Metropolitan News-Enterprise

 

Tuesday, September 16, 2003

 

Page 1

 

Ex-Employee’s Conviction for Defrauding Law Firm Upheld

 

By DAVID WATSON, Staff Writer

 

A man who used his position as the first computer administrator for a Long Beach law firm in an attempt to steal money intended to be used for software licenses was properly convicted of theft crimes, this district’s Court of Appeal ruled yesterday.

In an unpublished portion of a ruling certified for partial publication, Div. Seven rejected claims by Kevin D. Traster, who represented himself at trial, that he was denied his constitutional right to assistance of counsel. In the published portion, the appellate panel agreed Traster was convicted under the wrong larceny theory and remanded the case for resentencing.

Justice Earl Johnson Jr. explained that Traster, who operated a consulting business called Pen, Paper, Mouse Ink, became the first computer administrator for Demler, Armstrong and Rowland in 1997. Among his responsibilities was converting the office from WordPerfect to Microsoft Word.

In 1999 he told the firm’s administrator, Susan Stevens, that the firm needed to purchase Microsoft software licenses for all of its computers, and suggested they could be obtained from Billpoint Company at a discounted rate. The firm’s partners approved using the firm’s credit card to purchase 65 Windows 98 and Microsoft Office licenses for about $37,000.

In fact, Billpoint was a Internet credit card processing company with which Traster had established an account for Pen, Paper, Mouse Ink, and he quit his job at the law firm a few days after processing the credit card transaction.

A few months later Traster went to work for an oil and paint recycling company in Compton, also advising the company it needed to purchase additional software licenses and offering to obtain them at a discount. The company wrote checks totaling over $90,000, payable to Traster, for the licenses.

He was terminated a few months later after managers and officers reported they found him difficult to work with and that computer problems at the company were not being resolved. But before leaving, he obtained an additional $40,000 check, which he told the chief operating officer represented the last of three payments for the licenses.

Both the law firm and the recycling company were unable to find any licenses after Traster left, and when they contacted him to ask about them received confusing and sometimes illegible faxes purporting to be copies of the licenses. Eventually Traster admitted to officers of the recycling company that he had never bought licenses, and he was arrested by Compton police in 2000.

Traster was convicted after a jury trial of two counts of grand theft by false pretenses. That, Johnson said, was the wrong theft theory.

Larceny by false pretenses requires an intent on the part of the victim to transfer title to the property to the defendant, the appellate justice explained, and neither of Traster’s employers intended the money to go to him. The offense actually established by the evidence in the case was larceny by trick, Johnson said.

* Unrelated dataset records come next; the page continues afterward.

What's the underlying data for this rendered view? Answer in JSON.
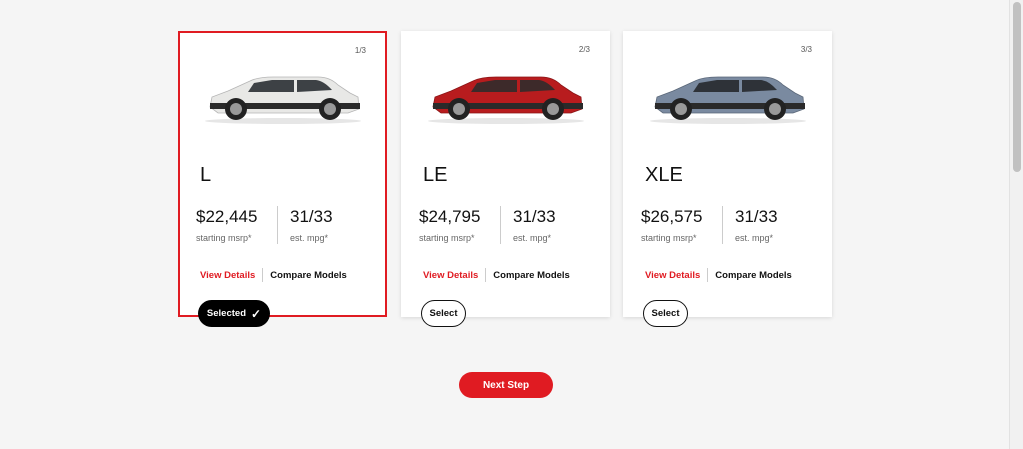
{
  "cards": [
    {
      "counter": "1/3",
      "trim": "L",
      "price": "$22,445",
      "price_label": "starting msrp*",
      "mpg": "31/33",
      "mpg_label": "est. mpg*",
      "view_details": "View Details",
      "compare_models": "Compare Models",
      "button_label": "Selected",
      "selected": true,
      "car_color": "#e8e8e6"
    },
    {
      "counter": "2/3",
      "trim": "LE",
      "price": "$24,795",
      "price_label": "starting msrp*",
      "mpg": "31/33",
      "mpg_label": "est. mpg*",
      "view_details": "View Details",
      "compare_models": "Compare Models",
      "button_label": "Select",
      "selected": false,
      "car_color": "#b81c1e"
    },
    {
      "counter": "3/3",
      "trim": "XLE",
      "price": "$26,575",
      "price_label": "starting msrp*",
      "mpg": "31/33",
      "mpg_label": "est. mpg*",
      "view_details": "View Details",
      "compare_models": "Compare Models",
      "button_label": "Select",
      "selected": false,
      "car_color": "#7a8aa0"
    }
  ],
  "next_step": "Next Step",
  "colors": {
    "accent": "#e01b22",
    "background": "#f5f5f5"
  },
  "icons": {
    "selected_check": "checkmark-icon"
  }
}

“The evidence in the present case established the victims provided appellant funds, or access to funds, to purchase specified property,” Johnson wrote. “Specifically, both victims intended to acquire Microsoft licenses and provided appellant funds for the express purpose of purchasing Microsoft licenses, and for no other reason. Representatives from both the law firm and the company consistently testified the only reason they provided appellant funds was because he promised to use the funds to acquire Microsoft licenses on their behalf. No representative from either firm even suggested appellant received the funds unconditionally to use as he wished. Thus, the record evidence establishes beyond dispute the firms did not intend to pass title to the money until or unless it was spent for the specified purpose of purchasing Microsoft licenses, and then only to the ultimate vendor or supplier of the Microsoft licenses.”

But the error was harmless, Johnson said, since the only effect was to increase the prosecution’s burden of proof—a result of the fact that false pretences requires corroboration. Only a modification of the verdict to reflect the proper theory was required, he said.

Johnson also noted that Traster never got possession of any proceeds from the law firm’s credit card transaction. The charges were initially blocked by Billpoint because they exceeded its $2,000 per transaction limit, and were later cancelled by one of the firm’s partners before Traster’s consulting company account could be credited.

As a result, Johnson said, Traster could only be convicted of attempted grand theft on the count involving the law firm, and resentencing would be required.

With regard to Traster’s assistance-of-counsel claims, Johnson said Traster was appropriately warned at several stages of the proceedings of the dangers of representing himself and chose to do so anyway. Though there was a failure to readvise him of his right to counsel and to appointed counsel when he was arraigned on a refiled felony information before Los Angeles Superior Court Judge Victoria M. Chavez, that error was harmless, Johnson reasoned, since the record established it was “reasonably probable appellant was aware he had the right to appointed counsel even without an explicit readvisement at his second arraignment.”

Presiding Justice Dennis M. Perluss and Los Angeles Superior Court Judge Aurelio Munoz, sitting on assignment, concurred.

The case is People v. Traster, B158270.